Selective Lithium Extraction via Chlorination Roasting and Subsequent Valuable Metal Leaching from Spent Lithium-Ion Batteries

The rapid growth of the electric vehicle (EV) market has highlighted the critical importance of securing a stable supply chain for lithium-ion battery (LIB) resources, thereby increasing the need for efficient recycling technologies. Among these, lithium recovery remains a major challenge due to significant losses during conventional processes. In this study, a chlorination roasting process was introduced to convert Li2O in spent LIBs into LiCl, which was subsequently evaporated for selective lithium extraction and recovery. Roasting experiments were conducted under air, vacuum, and N2 conditions at 800–1000 °C for 1–5 h, with Cl/Li molar ratios ranging from 0.5 to 8. The optimal condition for lithium evaporation, achieving 100% recovery, was identified as 1000 °C for 5 h, with a Cl/Li molar ratio of 6 under vacuum.

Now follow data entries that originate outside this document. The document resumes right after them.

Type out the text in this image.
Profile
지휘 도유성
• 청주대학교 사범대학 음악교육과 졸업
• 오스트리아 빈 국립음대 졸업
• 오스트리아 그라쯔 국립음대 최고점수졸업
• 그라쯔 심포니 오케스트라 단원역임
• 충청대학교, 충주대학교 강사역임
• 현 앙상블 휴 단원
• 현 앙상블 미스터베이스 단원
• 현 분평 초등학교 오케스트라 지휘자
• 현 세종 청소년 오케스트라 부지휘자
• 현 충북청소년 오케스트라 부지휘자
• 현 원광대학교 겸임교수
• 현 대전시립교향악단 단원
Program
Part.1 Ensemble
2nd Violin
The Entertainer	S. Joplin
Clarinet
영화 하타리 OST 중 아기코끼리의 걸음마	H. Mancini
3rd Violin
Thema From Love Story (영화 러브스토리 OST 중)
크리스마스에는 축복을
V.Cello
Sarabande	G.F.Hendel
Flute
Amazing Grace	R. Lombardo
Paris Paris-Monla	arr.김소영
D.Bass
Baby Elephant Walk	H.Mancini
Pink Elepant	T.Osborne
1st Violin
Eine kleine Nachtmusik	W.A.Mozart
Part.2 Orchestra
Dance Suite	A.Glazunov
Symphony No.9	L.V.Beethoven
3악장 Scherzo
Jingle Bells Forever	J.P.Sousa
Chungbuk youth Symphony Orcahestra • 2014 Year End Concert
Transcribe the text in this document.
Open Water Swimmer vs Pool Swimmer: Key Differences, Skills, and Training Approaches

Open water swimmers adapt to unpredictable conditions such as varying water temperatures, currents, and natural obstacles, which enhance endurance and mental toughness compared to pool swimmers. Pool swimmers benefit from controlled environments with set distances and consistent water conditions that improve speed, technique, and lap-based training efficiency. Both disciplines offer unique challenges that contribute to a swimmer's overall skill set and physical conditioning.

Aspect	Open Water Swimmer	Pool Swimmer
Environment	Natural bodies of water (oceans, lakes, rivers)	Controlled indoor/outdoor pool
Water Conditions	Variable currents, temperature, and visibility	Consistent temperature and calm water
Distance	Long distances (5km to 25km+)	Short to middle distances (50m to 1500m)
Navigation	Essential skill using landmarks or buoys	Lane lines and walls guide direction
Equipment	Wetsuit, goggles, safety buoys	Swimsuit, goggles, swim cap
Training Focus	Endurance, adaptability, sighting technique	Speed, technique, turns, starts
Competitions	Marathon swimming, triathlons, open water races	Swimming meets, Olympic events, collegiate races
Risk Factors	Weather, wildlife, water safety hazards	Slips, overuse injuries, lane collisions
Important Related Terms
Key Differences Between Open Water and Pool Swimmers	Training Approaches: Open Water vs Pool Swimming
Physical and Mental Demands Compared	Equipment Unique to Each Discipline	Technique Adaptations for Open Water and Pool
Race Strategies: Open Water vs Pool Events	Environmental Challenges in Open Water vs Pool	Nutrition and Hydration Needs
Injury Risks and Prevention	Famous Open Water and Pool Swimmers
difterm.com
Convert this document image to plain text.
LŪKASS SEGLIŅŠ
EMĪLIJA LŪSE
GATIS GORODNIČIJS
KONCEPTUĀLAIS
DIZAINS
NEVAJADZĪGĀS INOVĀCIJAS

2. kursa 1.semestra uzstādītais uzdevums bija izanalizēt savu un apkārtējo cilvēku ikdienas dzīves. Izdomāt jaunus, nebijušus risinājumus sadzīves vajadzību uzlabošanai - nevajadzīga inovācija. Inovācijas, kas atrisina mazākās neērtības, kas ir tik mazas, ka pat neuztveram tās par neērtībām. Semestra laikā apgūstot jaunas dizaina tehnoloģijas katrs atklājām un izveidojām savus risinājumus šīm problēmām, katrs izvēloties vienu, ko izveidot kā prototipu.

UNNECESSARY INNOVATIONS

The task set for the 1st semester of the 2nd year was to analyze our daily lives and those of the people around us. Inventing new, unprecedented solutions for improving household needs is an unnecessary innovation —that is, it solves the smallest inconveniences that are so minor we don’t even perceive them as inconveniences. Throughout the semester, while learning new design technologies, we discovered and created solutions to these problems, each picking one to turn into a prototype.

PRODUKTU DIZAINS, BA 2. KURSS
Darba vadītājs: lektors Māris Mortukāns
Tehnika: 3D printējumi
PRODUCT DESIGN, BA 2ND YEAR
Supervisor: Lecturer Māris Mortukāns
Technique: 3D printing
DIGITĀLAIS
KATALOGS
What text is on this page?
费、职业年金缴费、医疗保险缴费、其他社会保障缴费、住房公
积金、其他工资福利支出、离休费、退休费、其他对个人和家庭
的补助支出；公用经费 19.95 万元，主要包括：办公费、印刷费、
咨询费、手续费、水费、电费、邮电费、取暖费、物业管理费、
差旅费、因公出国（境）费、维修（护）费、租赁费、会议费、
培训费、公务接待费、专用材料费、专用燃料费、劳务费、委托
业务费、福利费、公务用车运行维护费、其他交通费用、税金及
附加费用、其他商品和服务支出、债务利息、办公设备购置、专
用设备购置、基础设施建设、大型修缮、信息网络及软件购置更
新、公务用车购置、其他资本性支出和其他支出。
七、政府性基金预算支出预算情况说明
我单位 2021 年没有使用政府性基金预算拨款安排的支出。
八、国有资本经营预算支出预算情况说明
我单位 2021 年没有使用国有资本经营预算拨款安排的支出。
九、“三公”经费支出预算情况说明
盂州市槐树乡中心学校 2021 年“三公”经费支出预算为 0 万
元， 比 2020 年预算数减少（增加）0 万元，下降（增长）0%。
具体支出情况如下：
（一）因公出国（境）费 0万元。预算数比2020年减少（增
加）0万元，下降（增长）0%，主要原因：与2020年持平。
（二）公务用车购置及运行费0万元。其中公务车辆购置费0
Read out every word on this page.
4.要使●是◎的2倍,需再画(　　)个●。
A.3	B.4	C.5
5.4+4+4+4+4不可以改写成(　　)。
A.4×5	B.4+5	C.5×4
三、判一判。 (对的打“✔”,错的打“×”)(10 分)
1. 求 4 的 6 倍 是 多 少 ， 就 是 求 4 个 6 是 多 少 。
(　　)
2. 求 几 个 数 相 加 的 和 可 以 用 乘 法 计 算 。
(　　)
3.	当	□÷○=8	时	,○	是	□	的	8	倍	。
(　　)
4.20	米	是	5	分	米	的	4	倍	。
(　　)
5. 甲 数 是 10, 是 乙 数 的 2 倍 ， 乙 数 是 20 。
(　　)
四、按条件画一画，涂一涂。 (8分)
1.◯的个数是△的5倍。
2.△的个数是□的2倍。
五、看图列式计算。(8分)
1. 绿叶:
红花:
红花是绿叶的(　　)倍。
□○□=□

Following lithium removal, residual valuable metals were extracted through H2SO4 leaching, and the effects of acid concentration and H2O2 addition on leaching efficiency were examined. The air-roasted samples exhibited the highest leaching performance, while the vacuum- and N2-roasted samples showed relatively lower efficiency; however, the addition of H2O2 significantly enhanced leaching yields in these cases.